Figure 1. Flavour network . Culinary ingredients (circles) and their chemical relationship are illustrated . The colour of each ingredient represents the food category that the ingredient belongs to, and the size of an ingredient is proportional to the usage frequency (collected from online recipe databases: epicurious.com, allrecipes.com, menupan.com). Two culinary ingredients are connected if they share many flavour compounds. We extracted the list of flavor compounds in each ingredient from them and then applied a backbone extraction method by Serrano et al.  to pick statistically significant links between ingredients. The thickness of an edge represents the number of shared flavour compounds. To reduce clutter, edges are bundled based on the algorithm by Danny Holten (http://www.win.tue.nl/~dholten/ webcite). © Yong-Yeol Ahn, Sebastian E Ahnert, James P. Bagrow, and Albert-László Barabási.
The chef Heston Blumenthal, together with flavour scientists, has suggested that two foods that share chemical flavour compounds are more likely to taste good in combination . By comparing the network of ingredients to a body of 56,498 online recipes, downloaded from epicurious.com, allrecipes.com, and menupan.com, we were able to show that this hypothesis is confirmed in most Western cuisines, but not in Eastern ones. This result indicates that shared compounds may offer one of several possible mechanisms that can make two ingredients compatible.
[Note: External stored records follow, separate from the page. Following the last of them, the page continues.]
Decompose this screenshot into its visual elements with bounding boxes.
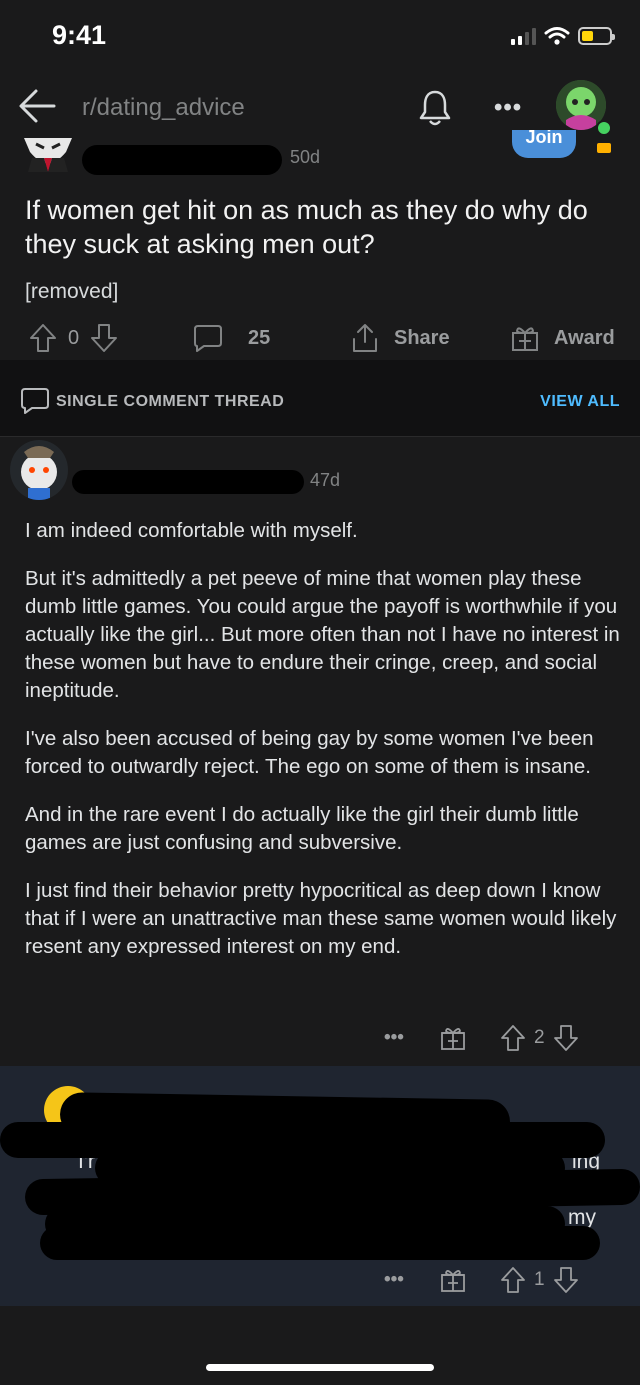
wifi-icon	[544, 27, 570, 45]
bell-icon[interactable]	[417, 88, 453, 128]
comment-paragraph: I've also been accused of being gay by s…	[25, 727, 594, 778]
battery-icon	[578, 27, 615, 45]
thread-comment-icon	[20, 386, 50, 416]
reply-actions: ••• 1	[384, 1265, 579, 1295]
comments-button[interactable]: 25	[192, 322, 270, 354]
downvote-icon[interactable]	[553, 1024, 579, 1052]
comment-paragraph: I am indeed comfortable with myself.	[25, 519, 358, 542]
view-all-link[interactable]: VIEW ALL	[540, 393, 620, 411]
post-author-avatar[interactable]	[22, 138, 74, 174]
post-title[interactable]: If women get hit on as much as they do w…	[25, 193, 595, 261]
comment-count: 25	[248, 326, 271, 349]
award-button[interactable]: Award	[510, 322, 615, 354]
downvote-icon[interactable]	[89, 322, 119, 354]
comment-body: I am indeed comfortable with myself. But…	[25, 517, 620, 981]
online-status-dot	[596, 120, 612, 136]
post-age: 50d	[290, 147, 321, 167]
more-options-icon[interactable]: •••	[494, 94, 522, 122]
redaction-mark	[40, 1226, 600, 1260]
vote-count: 0	[68, 326, 80, 349]
share-label: Share	[394, 326, 450, 349]
gift-icon[interactable]	[440, 1267, 466, 1293]
comment-author-avatar[interactable]	[10, 440, 68, 500]
back-arrow-icon[interactable]	[18, 88, 56, 124]
subreddit-name[interactable]: r/dating_advice	[82, 94, 245, 122]
comment-score: 2	[533, 1027, 545, 1048]
upvote-icon[interactable]	[28, 322, 58, 354]
join-button[interactable]: Join	[512, 130, 576, 158]
upvote-icon[interactable]	[500, 1266, 526, 1294]
status-icons	[511, 24, 615, 48]
join-label: Join	[525, 130, 563, 147]
gift-icon[interactable]	[440, 1025, 466, 1051]
upvote-icon[interactable]	[500, 1024, 526, 1052]
reply-score: 1	[533, 1269, 545, 1290]
comment-paragraph: And in the rare event I do actually like…	[25, 803, 579, 854]
mod-badge-icon	[597, 143, 611, 153]
comment-paragraph: I just find their behavior pretty hypocr…	[25, 879, 617, 958]
gift-icon	[512, 327, 538, 351]
downvote-icon[interactable]	[553, 1266, 579, 1294]
vote-controls: 0	[28, 322, 119, 354]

Our network of ingredients and flavour compounds is just a first step towards a true network of shared flavour compound perception, which would have to include compound concentrations  and detection thresholds  in order to further investigate the shared compound hypothesis. Its most important purpose is to open up a new way in which data analysis can aid sensory science and the study of culinary practice.
In a broader development the increasing availability of data on food usage, food chemistry and sensory biology is likely to result in the establishment of new research disciplines, such as ‘computational gastronomy’.
The author declares that he has no competing interests.
SEA is supported by the Royal Society, UK.